Gary Hamilton has challenged refereeing chiefs to keep their word and give him the face-to-face meeting he was promised over a year ago.
The Glenavon manager was irate following a performance from match officials that he branded “a disgrace” as the Lurgan Blues were sent crashing out of the Irish Cup by Crusaders on Friday night, with the 2019 winners triumphing 4-0 at Mourneview Park.
Three key calls were highlighted by Hamilton. He felt a challenge on Paddy Burns by Crues defender Billy Joe Burns should have resulted in a red card — referee Tim Marshall didn’t even deem it a foul.
Television replays showed that the decision to wipe off a Glenavon equaliser early in the second half was incorrect, with scorer Matthew Snoddy onside when Conor McCloskey crossed the ball.
Hamilton had his doubts over the call to chalk off a second goal minutes later when Andy Waterworth netted after a ricochet off two Crusaders players, but he was adamant that Glenavon should have had a penalty for handball against Josh Robinson — and again TV pictures showed he certainly had a case — seconds before the Crues struck their fourth goal 11 minutes from time.
Glenavon had raised concerns over a number of refereeing decisions and were offered a virtual meeting, but now Hamilton wants to bring more issues to the table in a face-to-face discussion.
“We asked to have it face-to-face because anyone can hide behind a video. Anyone can sit beside a video and talk,” said the angry Glenavon boss.
“Why not do face-to-face? The days of social distancing were gone and the meeting never happened.
“It’s alright saying that you are going to do something, but if you are going to do something, do it. Don’t say you are going to do something that you don’t do. You’d have a lot more respect for them if they just say, ‘We’re not doing it, we don’t care about you’.
“If I say something and make a guarantee to my players, I act on it and I do it. It’s certainly not good enough.”
Although Crusaders missed two great chances after Jordan Forsythe gave them the early lead, it could have been so different had Glenavon equalised, or even taken the lead, with one of those two disallowed strikes.

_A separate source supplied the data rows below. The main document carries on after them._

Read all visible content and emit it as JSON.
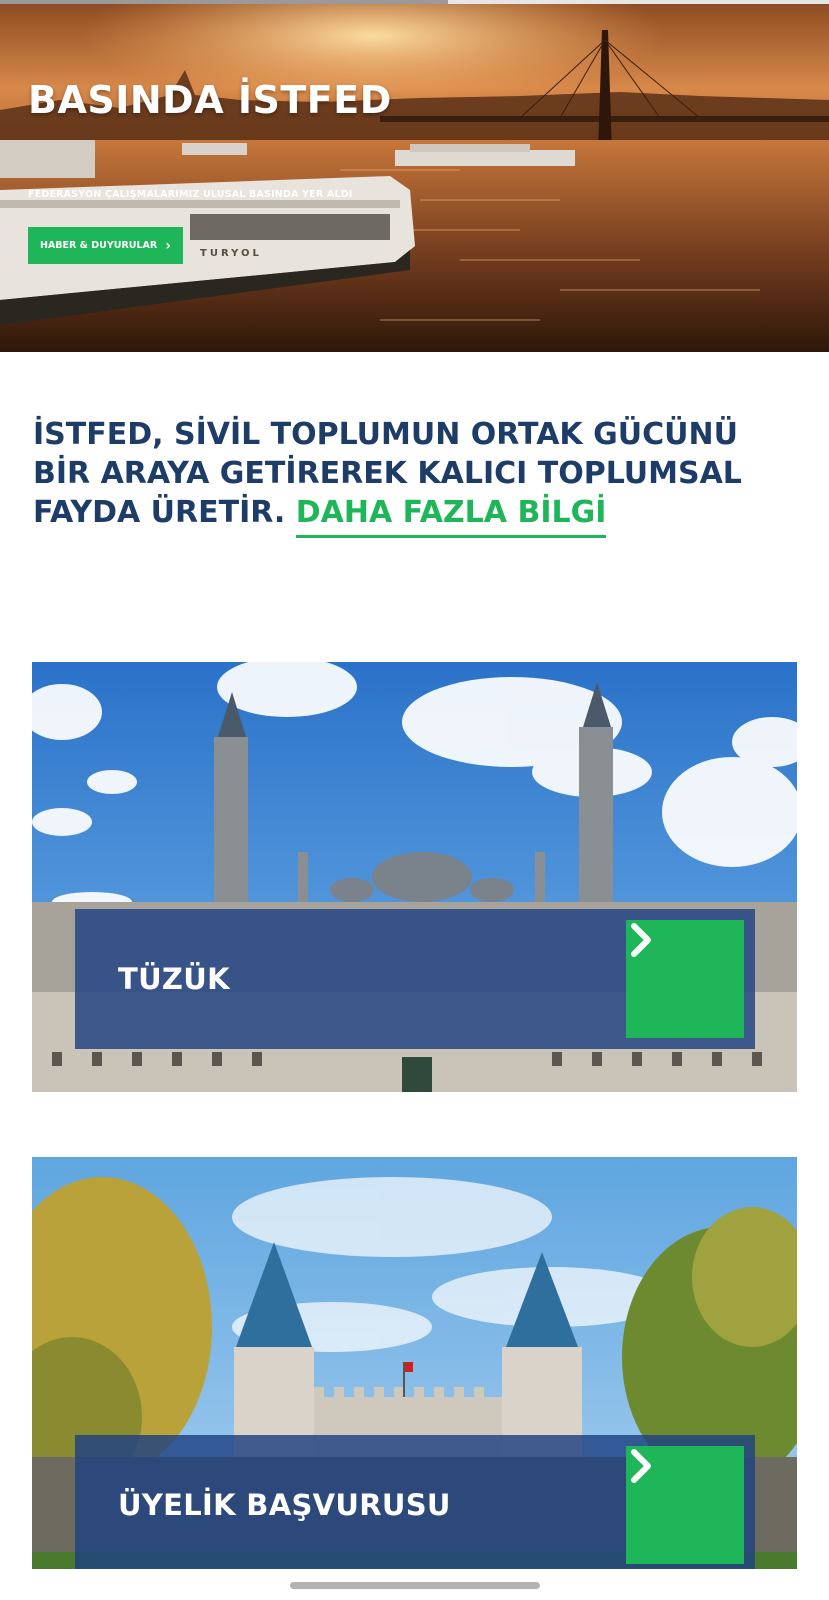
{
  "page": {
    "scroll_progress": 0.54
  },
  "hero": {
    "title": "BASINDA İSTFED",
    "subtitle": "FEDERASYON ÇALIŞMALARIMIZ ULUSAL BASINDA YER ALDI",
    "button_label": "HABER & DUYURULAR",
    "button_icon": "chevron-right-icon",
    "ferry_text": "TURYOL"
  },
  "statement": {
    "text": "İSTFED, SİVİL TOPLUMUN ORTAK GÜCÜNÜ BİR ARAYA GETİREREK KALICI TOPLUMSAL FAYDA ÜRETİR. ",
    "link_text": "DAHA FAZLA BİLGİ"
  },
  "cards": [
    {
      "label": "TÜZÜK",
      "icon": "chevron-right-icon"
    },
    {
      "label": "ÜYELİK BAŞVURUSU",
      "icon": "chevron-right-icon"
    }
  ],
  "colors": {
    "brand_navy": "#1d3c68",
    "accent_green": "#1fb65a",
    "overlay_blue": "#1e4282"
  }
}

Hamilton added: “We came out for the second half, started like a house on fire, then we had a goal disallowed that wasn’t offside and then the second one — I’m not sure of the rules but I saw one on TV recently that was similar and if the defender hadn’t touched the ball, the player was offside.
“The Crusaders player touched the ball, Jonny Tuffey made a save and then the ball has gone into the net.
“I’m not saying the referee has got that one wrong, but if he was and that is the rule then it is nothing short of embarrassing because they should know the rules.
“We get told that many different things that we don’t have a clue, but they should know the rules and if that is wrong it is an absolute disgrace because that could be 2-1 to us.
“They go 3-0 up and we should have a stonewall penalty kick.”
Crusaders boss Stephen Baxter, who saw two Paul Heatley goals in addition to a Ben Kennedy finish seal the deal, reflected: “We were magnificent on the night.
“Scored one goal, missed two sitters to be 3-0 up at half-time and the game would have been dead and buried. We didn’t miss any of our second-half chances to run out 4-0 winners and totally dominated the game.”